SOLO --- Solo Batik Fashion (SBF) kembali digelar di Solo, Jawa Tengah. Ajang pengembangan fashion batik di Kota Solo yang digelar pada 7-9 Oktober 2016 akan menghadirkan keragaman Batik sebagai Pesona Manikam Indonesia.


"Manikam di sini adalah bisa diartikan seperti beragam batu permata dari bumi Indonesia. Pesona Manikam ini akan disajikan dalam batik fashion sebagai kekayaan alam Indonesia yang luar biasa," ujar Ketua Penyelenggara Jangko Raharjo, dalam press conference di Sunan Hotel Solo, Selasa (4/10/16).

Solo Batik Fashion, lanjut Jangko sebagai upaya menguatkan branding Solo sebagai Kota Batik. Meskipun saat ini sudah dikenal masyarakat luas sebagai central batik di Indonesia. 

"Manikam ini kita ibaratkan kekayaan batik di Indonesia dari Sabang sampai Merauke dengan keberagamannya serta nilai budaya yang luar biasa. Keinginan kita dalam SBF ini untuk menguatkan kembali jika Solo sebagai kota batik,” jelasnya.

Diakui Jangko, Solo Batik Fashion yang awalnya minim peminat, saat ini sudah mulai banyak digemari desainer Indonesia. Mulai dari desainer professional, UMKM yang bergerak dalam bidang batik, pelajar maupun mahasiswa juga ikut terlibat dalam event ini.  Dalam SBF ke 8 ini, setidaknya ada 33 desainer Indonesia yang tampil dalam pagelaran yang dihelat di Halaman Balai Kota Solo tersebut. 

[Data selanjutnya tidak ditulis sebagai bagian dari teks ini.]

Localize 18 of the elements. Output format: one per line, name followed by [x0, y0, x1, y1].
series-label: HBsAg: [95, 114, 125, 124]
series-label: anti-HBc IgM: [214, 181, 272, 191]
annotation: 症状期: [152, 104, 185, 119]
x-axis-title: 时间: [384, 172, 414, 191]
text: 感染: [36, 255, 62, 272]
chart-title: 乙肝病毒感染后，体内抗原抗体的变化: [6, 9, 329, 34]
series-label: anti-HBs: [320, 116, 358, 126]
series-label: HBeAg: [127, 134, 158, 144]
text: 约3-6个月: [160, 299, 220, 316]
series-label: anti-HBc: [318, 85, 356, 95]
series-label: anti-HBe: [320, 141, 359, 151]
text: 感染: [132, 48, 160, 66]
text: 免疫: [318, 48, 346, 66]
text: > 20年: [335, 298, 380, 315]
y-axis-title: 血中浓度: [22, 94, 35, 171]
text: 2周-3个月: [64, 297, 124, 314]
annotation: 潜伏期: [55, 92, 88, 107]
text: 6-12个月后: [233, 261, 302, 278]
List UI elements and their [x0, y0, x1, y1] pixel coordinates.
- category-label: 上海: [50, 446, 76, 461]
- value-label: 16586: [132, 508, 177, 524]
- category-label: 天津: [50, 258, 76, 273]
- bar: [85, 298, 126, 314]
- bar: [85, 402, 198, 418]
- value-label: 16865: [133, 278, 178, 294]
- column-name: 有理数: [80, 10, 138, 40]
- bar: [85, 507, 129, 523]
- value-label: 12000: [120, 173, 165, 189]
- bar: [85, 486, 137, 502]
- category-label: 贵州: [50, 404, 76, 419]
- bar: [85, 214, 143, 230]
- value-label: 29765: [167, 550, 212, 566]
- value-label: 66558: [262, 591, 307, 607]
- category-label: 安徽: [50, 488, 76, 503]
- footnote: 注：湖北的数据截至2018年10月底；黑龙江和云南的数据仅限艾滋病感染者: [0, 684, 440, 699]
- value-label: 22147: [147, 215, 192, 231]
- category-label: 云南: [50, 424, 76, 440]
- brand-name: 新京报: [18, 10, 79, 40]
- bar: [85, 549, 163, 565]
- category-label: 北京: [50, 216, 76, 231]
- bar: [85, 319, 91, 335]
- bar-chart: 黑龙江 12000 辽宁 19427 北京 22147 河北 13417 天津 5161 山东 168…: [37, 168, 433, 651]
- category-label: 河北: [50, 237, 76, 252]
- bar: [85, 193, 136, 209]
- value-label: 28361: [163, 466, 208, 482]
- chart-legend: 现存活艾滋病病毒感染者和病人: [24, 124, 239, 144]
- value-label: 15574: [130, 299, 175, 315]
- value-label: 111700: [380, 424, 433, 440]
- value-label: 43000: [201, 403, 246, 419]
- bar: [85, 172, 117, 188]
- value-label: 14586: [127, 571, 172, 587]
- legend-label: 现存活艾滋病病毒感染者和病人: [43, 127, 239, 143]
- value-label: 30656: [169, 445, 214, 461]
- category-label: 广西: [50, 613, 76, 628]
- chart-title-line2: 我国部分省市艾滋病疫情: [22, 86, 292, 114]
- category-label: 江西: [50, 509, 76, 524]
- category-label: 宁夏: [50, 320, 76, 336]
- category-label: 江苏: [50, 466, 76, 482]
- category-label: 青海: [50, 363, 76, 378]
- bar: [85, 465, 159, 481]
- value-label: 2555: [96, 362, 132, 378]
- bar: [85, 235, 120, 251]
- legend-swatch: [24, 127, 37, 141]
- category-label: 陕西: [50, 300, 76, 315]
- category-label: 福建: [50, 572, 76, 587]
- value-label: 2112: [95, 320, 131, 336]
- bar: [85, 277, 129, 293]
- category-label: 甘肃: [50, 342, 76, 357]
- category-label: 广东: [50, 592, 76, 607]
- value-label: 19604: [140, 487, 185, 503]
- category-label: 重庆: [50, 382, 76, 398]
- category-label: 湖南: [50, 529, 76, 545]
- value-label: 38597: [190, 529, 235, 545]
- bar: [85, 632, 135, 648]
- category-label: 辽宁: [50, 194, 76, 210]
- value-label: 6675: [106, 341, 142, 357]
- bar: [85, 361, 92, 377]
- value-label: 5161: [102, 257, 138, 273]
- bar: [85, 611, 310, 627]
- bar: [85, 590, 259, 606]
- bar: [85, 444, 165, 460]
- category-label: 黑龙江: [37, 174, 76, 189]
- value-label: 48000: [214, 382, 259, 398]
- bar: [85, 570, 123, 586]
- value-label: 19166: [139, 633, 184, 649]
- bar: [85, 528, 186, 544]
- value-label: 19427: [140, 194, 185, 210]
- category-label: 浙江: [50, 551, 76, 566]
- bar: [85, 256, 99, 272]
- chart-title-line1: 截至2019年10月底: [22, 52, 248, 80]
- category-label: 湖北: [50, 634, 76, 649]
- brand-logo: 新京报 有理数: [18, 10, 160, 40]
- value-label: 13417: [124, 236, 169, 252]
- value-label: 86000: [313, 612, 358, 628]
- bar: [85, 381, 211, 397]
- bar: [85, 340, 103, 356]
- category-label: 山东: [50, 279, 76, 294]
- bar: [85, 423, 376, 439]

“Untuk setiap harinya aka nada antara 10-12 desainer yang tampil dengan karya terbaiknya,” ungkapnya.

Dalam SBF 2016, Jangko tekankan jika peserta adalah batik tulis ataupun pengrajin batik lokal. “Tidak untuk batik printing. Sebab kalau printing bukan batik, karena produk tektil,” tegasnya.  

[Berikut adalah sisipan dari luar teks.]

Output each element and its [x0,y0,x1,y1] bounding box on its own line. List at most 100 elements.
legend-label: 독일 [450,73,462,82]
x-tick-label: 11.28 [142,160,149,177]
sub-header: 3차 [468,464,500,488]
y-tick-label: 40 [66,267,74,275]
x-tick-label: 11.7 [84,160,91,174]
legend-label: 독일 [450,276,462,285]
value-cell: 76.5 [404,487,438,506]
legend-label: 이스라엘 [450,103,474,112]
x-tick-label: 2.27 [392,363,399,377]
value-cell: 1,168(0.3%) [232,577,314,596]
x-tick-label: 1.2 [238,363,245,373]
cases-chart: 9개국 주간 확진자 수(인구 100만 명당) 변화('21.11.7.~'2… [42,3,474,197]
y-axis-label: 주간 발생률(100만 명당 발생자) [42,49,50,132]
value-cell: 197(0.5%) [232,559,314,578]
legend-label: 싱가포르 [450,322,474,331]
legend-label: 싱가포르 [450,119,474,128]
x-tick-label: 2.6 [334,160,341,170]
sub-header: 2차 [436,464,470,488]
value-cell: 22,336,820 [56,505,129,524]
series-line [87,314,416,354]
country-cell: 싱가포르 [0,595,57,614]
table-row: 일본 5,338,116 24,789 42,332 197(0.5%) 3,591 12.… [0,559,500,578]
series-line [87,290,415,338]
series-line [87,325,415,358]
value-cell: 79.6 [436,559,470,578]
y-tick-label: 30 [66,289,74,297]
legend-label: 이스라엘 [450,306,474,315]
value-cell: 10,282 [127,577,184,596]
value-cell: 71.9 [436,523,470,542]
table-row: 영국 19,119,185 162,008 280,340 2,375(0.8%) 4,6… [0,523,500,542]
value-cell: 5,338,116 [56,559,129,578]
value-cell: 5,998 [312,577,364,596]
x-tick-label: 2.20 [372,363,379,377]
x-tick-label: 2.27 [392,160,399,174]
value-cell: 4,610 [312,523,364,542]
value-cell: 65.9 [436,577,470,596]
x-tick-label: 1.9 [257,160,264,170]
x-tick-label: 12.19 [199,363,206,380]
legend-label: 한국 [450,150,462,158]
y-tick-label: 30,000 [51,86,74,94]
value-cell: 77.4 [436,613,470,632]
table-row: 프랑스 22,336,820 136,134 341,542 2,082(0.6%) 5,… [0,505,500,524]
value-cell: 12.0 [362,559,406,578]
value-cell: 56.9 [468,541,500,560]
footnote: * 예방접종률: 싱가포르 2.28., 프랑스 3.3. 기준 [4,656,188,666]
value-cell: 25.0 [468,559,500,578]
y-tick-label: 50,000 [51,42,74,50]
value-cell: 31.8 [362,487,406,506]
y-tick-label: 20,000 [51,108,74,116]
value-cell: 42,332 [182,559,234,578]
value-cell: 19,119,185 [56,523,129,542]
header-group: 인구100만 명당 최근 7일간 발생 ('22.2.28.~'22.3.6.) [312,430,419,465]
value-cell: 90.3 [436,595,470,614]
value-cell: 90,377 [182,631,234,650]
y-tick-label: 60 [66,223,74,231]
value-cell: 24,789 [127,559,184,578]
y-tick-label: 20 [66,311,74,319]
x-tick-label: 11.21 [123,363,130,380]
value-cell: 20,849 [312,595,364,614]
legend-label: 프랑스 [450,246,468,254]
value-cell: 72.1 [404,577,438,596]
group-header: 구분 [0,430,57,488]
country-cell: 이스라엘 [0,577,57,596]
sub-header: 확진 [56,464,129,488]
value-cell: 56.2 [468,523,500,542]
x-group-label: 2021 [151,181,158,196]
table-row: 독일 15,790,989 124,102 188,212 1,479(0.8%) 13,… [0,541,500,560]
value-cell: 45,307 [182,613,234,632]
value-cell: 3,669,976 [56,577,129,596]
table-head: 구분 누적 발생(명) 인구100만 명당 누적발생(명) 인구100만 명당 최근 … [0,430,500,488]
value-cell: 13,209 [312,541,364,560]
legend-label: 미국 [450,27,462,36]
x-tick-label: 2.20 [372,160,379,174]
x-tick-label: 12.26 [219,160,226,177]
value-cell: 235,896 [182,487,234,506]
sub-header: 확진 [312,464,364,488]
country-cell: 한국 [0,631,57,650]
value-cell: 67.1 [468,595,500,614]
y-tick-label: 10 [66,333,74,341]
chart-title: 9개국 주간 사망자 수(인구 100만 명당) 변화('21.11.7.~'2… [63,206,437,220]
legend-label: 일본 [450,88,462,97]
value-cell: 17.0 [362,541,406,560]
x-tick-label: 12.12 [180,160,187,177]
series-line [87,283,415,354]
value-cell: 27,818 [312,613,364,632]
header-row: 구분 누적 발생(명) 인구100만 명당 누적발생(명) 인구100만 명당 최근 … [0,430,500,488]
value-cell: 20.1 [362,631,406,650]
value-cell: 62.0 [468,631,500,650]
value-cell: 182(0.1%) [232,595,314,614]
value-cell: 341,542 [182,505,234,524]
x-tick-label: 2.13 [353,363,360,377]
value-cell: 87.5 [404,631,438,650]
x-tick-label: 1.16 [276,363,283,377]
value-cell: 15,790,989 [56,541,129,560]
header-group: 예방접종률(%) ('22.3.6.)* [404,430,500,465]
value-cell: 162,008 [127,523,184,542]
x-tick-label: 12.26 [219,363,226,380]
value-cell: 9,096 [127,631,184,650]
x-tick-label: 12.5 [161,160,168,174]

Sejumlah desainer yang akan memarkena karya terbaik mengambil tema Pesona Manikam Indonesia ini diantaranya Tutik Karisma, batik Keris Solo, Herdiana Rahmawati, Duwi Hadi, “Serta SBF ditutup dengan koleksi karya Eko Candra,” tandasnya.

Sementara itu, Kabid Sarana Wisata Disbudpar Solo Suwoto menambahkan, Solo Batik Fashion menjadi salah satu upaya untuk menguatkan brandding Solo sebagai Kota Batik. Solo Batik Fashion juga merupakan program Pemerintah Kota disamping terdapat Solo Batik Carnaval. 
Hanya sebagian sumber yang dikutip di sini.